I remember not being able to get the shrink-wrap off of Michael Brecker’s Pilgrimage quick enough, after hearing for months what genius Michael had contributed to this recording while his body was being ravaged with cancer. I remember breaking down in tears in the production studio of the radio station listening to it realizing that all of the hype was correct, and I still can’t believe that the music world is without him.
I remember Basie’s version of One O’clock Jump live at Newport in 1957 being my first inspiration to becoming a real musician, Freddie Hubbard’s Birdlike making me want to become better, and Arturo Sandoval’s A Mis Abuelos demonstrating to me what I would never be able to do on the trumpet, but what only one man could.
Bach’s Mass in B Minor takes me to a German cathedral where I first heard it while studying abroad in college. Talk about the ultimate emotional surround sound. The cheesy international pop hit Macarena by Los del Rio will always take me back to a mission trip I took to Ivanhoe, Calif., in high school where the song played on a local radio station over the loudspeaker around the clock. It didn’t seem to get old while sitting in the orange groves, soaking up the sun, eating fresh fruit.

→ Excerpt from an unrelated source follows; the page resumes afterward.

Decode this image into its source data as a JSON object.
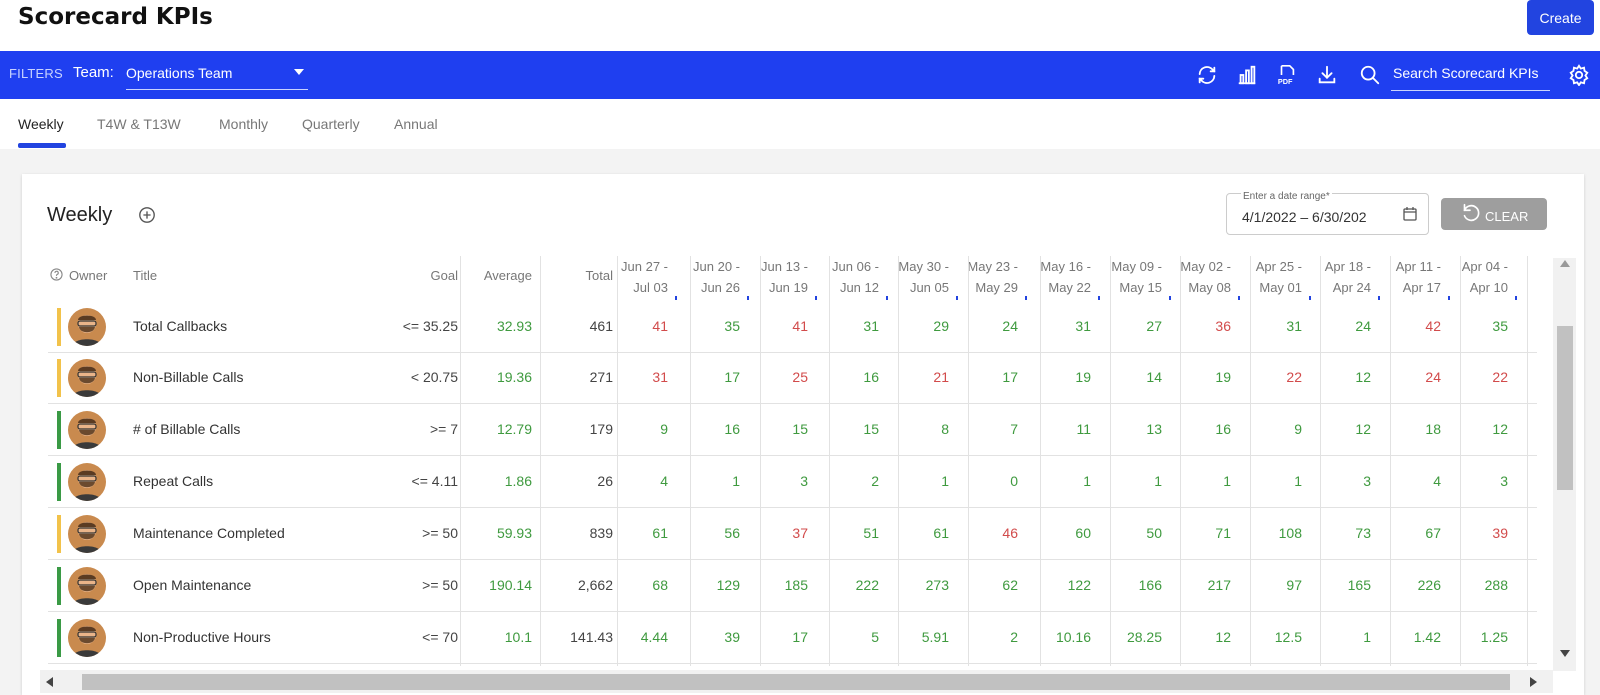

I remember seeing Brad Mehldau live on solo piano. Just him and the piano, no wires, no amplification. After a virtuosic set in a beautiful room on a stunning piano, he came out to perform his final encore, Paul Simon’s Still Crazy After All These Years. While the song is a tune embedded with nostalgia in the lyrics alone, I had never thought a whole lot of it. Mehldau’s down-tempo, thoughtful, complex interpretation was probably the most touching version of another musicians’ tune that I had ever heard. On the drive back from Seattle to Tacoma from the concert, it was 30 minutes into the commute before it struck me that the radio was off, and I had been repeating Mehldau’s final 8 bars of that song over and over in my head the entire drive. His timing, his chord construction, his touch was perfect, and I will never hear Paul Simon’s voice again when thinking of that song. Just those eight bars.
Love, childhood, road trips, friends. I find it safe to say that there is not a person out there that does not have a song that has triggered a powerful memory from the past. And I will make that claim that these triggered memories via sound are far more powerful than any odor or fragrance could ever inspire. But then again, maybe I just have a bad sense of smell.